The pathophysiology by which corticosteroids cause psychosis is not fully understood. Suppression of the hypothalamus-pituitary axis and enhanced dopamine neurotransmission has been postulated as a cause.9 Decreased hippocampal volume has been demonstrated in patients receiving chronic corticosteroid therapy for >6 months, leading some to suggest that the action of corticosteroids at steroid-specific receptors in the hippocampus results in a decreased ability to filter irrelevant stimuli.10,11 Risk factors for the development of steroid-induced psychosis are not known. A history of psychiatric illness and previous courses of corticosteroids had been hypothesized to increase risk, but both of these predictors appear to be unreliable.10 There are no reported associations between psychiatric disease or acute psychosis and the presence of CTFR mutations. Optimal treatment for patients presenting with steroid-induced psychiatric symptoms include dose reduction or discontinuation of steroid therapy and administration of lithium, valproic acid, neuroleptics, or atypical antipsychotics.12 Most patients will have improvement of symptoms within 2 weeks of initiation of treatment.
As the patient in this case received a combination of corticosteroids and local anesthetic, it is important to note that local anesthetics have also been associated with psychological phenomena. Several cases of patients experiencing hallucinations following administration of lidocaine, procainamide, bupivacaine, mepivacaine, and procaine for the purpose of regional anesthesia, pain relief, or management of ectopies have been reported.13 However, the majority of these patients experienced vivid fear of imminent death or delusional beliefs of having died rather than overt psychosis.
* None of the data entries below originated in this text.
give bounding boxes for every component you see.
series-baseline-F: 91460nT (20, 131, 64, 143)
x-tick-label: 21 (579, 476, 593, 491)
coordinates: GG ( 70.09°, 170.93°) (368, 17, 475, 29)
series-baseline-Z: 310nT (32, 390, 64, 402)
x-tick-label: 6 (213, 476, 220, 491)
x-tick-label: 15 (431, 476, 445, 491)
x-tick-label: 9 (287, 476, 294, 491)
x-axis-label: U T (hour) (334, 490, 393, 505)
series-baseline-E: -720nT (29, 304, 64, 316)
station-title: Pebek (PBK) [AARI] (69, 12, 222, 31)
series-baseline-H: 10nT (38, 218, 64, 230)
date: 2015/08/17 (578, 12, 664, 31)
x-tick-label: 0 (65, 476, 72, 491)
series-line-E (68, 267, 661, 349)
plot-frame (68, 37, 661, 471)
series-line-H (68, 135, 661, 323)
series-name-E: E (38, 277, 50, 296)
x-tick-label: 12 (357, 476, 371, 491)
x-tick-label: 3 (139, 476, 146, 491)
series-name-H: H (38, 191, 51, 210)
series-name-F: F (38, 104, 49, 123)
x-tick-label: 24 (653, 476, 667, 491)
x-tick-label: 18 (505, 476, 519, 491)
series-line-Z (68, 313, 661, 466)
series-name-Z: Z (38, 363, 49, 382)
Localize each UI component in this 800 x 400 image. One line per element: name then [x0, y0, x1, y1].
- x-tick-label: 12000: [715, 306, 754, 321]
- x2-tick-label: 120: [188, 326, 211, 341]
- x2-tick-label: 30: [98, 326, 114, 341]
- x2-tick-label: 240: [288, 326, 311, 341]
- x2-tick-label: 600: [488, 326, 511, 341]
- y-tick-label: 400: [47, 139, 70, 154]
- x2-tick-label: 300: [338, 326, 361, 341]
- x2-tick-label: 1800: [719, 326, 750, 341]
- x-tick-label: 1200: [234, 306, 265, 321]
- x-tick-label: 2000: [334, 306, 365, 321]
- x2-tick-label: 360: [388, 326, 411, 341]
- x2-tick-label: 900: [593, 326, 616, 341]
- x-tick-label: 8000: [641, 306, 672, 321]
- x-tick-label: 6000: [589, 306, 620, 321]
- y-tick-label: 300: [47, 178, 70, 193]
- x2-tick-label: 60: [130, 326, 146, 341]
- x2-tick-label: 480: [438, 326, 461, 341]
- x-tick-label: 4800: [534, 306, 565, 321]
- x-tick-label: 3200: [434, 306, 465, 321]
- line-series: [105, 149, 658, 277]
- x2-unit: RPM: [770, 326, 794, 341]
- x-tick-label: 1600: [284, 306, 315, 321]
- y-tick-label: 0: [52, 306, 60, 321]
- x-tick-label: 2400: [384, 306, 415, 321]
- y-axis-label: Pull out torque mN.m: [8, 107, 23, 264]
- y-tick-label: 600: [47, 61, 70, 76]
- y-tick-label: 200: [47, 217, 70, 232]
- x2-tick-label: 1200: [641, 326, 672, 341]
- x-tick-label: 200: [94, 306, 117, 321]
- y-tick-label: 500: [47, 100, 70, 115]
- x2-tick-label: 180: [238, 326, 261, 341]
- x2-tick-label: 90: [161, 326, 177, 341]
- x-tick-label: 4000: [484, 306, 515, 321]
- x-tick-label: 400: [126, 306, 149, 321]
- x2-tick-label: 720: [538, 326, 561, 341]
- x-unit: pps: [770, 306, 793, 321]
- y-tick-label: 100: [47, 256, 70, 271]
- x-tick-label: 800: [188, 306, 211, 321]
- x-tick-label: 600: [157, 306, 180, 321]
It is important for endoscopists to be aware of the potential adverse side effects associated with steroid administration following EUS-guided CPB. While steroid-induced psychosis from EUS-guided CPB appears to be a rare entity, prompt recognition and treatment will help prevent further complications from untreated symptoms and repeated steroid administrations.
Author contributions: DC Olson wrote and revised the manuscript. JJ Lewis edited the manuscript and is the article guarantor.
Financial disclosure: None to report.
Informed consent was obtained for this case report.